50 Cent Seeks $75 Million Over Headphones Fiasco

10/07/15
Curtis Jackson, aka 50 Cent, appears in Manhattan Supreme Court to testify in a lawsuit. He is seeking $75 million in damages over money lost in a failed headphone venture.
Jefferson Siegel/Associated Press

The lesson here: Sometimes it’s best to just forget about Dre.

But back in 2009, that wasn’t an easy task for fellow hip-hop artist 50 Cent, who watched as Dr. Dre raked it in with his Beats by Dre headphones. By the following year, 50 Cent thought, “I can do that,” a decision that has since cost him millions of dollars.

Court documents explain that when “Dr. Dre introduced Beats by Dr. Dre, a wired headphone, which enjoyed success in the market,” 50 Cent recognized “the financial success of these other hip-hop artists.” So he “decided to market his own line of headphones to take advantage of his status as a music celebrity and the value of his 50 Cent brand.”

The artist, whose real name is Curtis James Jackson III, partnered with a company called Sleek Audio to make is own headphones called Sleek by 50. (Take that, Dre.)

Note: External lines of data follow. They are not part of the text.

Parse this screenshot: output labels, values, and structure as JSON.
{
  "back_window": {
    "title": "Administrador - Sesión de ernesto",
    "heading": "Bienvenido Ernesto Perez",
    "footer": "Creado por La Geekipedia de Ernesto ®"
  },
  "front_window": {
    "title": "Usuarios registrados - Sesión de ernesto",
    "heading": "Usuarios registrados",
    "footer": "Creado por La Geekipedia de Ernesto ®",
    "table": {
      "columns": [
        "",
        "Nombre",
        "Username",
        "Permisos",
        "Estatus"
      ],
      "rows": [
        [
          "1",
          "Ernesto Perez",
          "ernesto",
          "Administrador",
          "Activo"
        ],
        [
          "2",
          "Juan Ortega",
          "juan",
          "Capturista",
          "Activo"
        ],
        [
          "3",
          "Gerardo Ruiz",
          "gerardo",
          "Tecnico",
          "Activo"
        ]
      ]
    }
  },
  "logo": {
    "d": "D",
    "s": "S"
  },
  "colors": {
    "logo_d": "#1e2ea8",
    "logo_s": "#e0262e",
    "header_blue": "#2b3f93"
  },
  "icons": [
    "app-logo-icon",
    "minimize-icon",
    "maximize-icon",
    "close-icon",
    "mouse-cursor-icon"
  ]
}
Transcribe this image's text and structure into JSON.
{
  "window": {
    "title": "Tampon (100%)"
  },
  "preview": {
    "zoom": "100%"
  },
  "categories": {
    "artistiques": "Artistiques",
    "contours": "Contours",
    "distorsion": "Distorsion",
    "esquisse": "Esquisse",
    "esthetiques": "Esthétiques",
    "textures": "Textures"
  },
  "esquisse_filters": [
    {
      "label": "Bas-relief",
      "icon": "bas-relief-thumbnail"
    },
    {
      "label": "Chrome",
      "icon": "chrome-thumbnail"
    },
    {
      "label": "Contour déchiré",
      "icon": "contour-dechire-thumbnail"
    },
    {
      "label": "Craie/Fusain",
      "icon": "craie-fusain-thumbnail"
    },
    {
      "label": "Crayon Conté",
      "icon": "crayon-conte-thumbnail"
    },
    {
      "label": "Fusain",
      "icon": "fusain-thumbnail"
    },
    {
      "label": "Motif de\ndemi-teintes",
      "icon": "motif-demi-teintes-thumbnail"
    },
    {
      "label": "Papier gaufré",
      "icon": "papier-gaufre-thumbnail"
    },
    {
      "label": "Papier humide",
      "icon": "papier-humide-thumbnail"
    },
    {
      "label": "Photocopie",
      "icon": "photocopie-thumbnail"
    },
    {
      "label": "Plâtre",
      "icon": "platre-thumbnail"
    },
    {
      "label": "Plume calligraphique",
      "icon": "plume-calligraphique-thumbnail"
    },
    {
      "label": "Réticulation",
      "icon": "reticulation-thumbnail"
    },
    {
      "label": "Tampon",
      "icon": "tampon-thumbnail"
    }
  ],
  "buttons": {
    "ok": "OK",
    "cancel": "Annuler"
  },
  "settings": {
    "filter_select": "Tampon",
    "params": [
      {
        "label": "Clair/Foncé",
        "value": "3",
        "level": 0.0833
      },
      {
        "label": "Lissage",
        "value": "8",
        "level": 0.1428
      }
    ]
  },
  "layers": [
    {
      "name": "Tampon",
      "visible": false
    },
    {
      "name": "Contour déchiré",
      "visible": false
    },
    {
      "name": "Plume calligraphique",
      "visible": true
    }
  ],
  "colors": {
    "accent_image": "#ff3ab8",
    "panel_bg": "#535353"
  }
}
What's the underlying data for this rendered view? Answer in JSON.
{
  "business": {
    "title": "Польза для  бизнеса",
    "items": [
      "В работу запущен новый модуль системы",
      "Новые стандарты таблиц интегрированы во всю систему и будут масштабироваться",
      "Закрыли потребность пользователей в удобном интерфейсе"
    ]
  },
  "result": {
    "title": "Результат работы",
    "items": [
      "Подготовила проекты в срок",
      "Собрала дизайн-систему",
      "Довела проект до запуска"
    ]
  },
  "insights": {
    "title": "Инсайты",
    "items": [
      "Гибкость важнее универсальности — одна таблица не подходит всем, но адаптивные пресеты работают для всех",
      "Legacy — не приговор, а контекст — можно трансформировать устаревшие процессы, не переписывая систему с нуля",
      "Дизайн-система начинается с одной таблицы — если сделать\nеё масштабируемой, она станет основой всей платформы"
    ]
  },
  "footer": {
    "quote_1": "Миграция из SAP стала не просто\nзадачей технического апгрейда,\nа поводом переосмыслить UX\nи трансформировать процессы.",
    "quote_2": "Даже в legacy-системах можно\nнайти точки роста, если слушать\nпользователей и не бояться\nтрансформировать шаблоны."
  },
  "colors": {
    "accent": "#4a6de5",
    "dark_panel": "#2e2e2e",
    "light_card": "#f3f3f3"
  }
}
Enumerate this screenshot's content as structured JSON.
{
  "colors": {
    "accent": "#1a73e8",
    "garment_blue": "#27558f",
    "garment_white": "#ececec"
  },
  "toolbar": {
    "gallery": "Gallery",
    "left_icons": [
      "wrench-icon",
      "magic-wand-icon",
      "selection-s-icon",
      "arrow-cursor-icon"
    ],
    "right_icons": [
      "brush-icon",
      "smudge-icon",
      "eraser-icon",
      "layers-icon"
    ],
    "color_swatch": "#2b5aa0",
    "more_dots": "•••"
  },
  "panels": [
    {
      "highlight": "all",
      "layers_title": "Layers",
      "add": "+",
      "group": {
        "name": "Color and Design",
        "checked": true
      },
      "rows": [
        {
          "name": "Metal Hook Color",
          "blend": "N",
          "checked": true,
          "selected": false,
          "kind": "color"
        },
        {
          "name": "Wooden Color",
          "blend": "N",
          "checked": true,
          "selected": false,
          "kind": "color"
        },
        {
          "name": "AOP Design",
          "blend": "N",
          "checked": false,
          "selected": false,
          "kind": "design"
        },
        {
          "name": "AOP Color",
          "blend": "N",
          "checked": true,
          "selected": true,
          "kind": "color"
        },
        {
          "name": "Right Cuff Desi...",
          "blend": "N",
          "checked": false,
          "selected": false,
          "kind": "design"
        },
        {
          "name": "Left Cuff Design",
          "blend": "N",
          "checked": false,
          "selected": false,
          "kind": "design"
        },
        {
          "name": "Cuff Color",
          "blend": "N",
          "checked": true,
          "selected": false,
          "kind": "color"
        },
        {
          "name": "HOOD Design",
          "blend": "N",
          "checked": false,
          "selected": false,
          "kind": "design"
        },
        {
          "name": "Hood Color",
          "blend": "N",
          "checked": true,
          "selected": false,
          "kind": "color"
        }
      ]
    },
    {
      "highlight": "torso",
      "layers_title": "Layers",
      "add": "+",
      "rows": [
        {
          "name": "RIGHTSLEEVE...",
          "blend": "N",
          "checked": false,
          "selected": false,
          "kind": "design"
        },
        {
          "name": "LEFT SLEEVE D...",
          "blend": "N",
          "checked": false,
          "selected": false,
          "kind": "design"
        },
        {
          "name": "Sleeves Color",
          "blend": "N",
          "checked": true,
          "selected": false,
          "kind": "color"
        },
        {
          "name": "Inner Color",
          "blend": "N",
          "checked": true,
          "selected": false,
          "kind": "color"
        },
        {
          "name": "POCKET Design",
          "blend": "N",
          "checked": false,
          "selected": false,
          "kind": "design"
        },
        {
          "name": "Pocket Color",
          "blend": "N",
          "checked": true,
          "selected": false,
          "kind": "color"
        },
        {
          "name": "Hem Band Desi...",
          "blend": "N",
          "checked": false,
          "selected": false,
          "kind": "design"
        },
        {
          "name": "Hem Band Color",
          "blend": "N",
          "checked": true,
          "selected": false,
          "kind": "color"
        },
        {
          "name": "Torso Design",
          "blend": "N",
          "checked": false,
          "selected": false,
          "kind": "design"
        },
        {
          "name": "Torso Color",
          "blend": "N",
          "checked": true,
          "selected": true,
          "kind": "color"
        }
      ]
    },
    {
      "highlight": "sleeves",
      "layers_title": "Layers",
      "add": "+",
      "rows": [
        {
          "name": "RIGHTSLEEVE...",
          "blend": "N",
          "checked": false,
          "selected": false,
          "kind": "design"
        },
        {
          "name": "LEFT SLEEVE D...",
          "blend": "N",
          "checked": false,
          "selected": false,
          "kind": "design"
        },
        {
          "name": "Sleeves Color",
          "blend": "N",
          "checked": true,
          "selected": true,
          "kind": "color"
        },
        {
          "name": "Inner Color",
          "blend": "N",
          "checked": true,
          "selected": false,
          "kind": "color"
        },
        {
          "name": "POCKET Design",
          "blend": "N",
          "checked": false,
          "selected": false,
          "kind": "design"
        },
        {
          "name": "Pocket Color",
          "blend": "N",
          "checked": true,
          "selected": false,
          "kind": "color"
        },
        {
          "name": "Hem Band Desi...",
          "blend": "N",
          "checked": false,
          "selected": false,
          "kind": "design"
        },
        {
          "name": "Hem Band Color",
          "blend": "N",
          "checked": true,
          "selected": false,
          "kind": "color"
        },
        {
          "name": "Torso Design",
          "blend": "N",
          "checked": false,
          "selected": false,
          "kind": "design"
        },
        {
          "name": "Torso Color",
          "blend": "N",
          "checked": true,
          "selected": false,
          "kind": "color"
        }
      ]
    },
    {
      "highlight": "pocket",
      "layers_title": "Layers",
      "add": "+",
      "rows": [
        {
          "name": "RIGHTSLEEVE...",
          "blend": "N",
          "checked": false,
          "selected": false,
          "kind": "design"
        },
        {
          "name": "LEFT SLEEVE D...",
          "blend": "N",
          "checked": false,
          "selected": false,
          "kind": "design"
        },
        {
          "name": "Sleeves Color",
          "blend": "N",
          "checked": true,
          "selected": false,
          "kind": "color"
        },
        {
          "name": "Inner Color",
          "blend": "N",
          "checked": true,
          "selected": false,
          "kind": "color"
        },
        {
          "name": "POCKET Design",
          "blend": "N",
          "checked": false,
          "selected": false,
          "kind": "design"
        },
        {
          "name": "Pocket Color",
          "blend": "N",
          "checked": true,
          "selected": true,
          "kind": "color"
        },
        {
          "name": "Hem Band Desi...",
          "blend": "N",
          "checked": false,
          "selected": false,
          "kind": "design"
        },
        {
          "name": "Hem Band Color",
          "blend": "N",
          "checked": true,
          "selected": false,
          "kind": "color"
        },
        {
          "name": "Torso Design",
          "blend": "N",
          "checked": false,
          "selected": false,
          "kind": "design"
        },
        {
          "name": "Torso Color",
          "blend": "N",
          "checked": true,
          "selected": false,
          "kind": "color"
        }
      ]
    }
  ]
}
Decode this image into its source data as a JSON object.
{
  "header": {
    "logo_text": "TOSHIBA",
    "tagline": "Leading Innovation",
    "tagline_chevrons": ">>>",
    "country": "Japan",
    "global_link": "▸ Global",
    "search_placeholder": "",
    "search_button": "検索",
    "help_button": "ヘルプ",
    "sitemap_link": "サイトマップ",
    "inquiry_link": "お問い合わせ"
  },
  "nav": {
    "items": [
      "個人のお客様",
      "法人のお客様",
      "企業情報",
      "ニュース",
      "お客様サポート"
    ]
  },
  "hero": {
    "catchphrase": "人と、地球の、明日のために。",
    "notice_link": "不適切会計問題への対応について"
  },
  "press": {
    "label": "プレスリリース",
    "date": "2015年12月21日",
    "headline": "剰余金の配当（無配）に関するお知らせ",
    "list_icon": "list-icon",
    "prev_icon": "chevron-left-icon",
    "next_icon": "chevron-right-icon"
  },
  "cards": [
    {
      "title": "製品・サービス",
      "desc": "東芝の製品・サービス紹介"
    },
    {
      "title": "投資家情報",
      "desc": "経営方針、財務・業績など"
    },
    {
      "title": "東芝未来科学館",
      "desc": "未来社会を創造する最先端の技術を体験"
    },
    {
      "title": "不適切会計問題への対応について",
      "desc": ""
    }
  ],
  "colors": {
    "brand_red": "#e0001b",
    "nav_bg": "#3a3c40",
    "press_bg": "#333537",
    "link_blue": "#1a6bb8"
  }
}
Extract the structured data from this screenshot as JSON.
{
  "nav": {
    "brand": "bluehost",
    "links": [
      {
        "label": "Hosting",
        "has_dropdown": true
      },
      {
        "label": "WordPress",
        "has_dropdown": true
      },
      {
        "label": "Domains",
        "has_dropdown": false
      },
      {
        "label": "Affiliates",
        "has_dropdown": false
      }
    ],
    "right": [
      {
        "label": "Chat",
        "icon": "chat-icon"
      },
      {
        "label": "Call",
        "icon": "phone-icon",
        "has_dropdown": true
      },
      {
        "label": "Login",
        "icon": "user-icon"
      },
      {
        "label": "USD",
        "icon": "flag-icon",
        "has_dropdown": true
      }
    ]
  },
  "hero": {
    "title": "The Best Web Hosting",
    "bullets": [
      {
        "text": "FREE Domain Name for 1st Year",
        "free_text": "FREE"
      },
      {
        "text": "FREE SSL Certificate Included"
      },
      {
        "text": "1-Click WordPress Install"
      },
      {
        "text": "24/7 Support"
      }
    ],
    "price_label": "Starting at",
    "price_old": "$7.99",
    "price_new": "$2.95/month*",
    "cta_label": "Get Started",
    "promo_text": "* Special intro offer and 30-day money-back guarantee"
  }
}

The hip-hop artist invested more than $2 million in Sleek, according to court papers, but his branded headphones never hit the market. So Mr. Jackson abandoned the idea of partnering with Sleek and decided to make his own headphones—Street by 50—under a brand he called SMS Audio. And that is when Mr. Jackson got in legal hot water.

Unfortunately, the brand hit a little too close to home for Sleek. The company, which specializes in custom earbuds, sued Mr. Jackson for violating a brand-licensing agreement, among other things, ultimately resulting in a $17.2 million arbitration award against the rapper.

Now that Mr. Jackson has filed for bankruptcy, he says the whole fiasco is the fault of the lawyers who represented him in the deal. He says he should have been warned not to invest with Sleek and, after the deal fell apart, should have been advised that his SMS headphones would infringe on the Sleek deal.

Mr. Jackson said in court documents that his lawyers’ actions “rose to the level of malpractice.” He is seeking $25 million in actual damages and another $50 million in punitive damages.

In a statement to Bankruptcy Beat, law firm Garvey Schubert Barer responded to the allegations, saying the firm understands Mr. Jackson’s disappointment in the outcome of the Sleek arbitration. However, “our attorneys properly counseled Mr. Jackson and his sophisticated team of financial and operational advisors about the transactions and the arbitrations with Sleek,” a spokesman for the law firm said.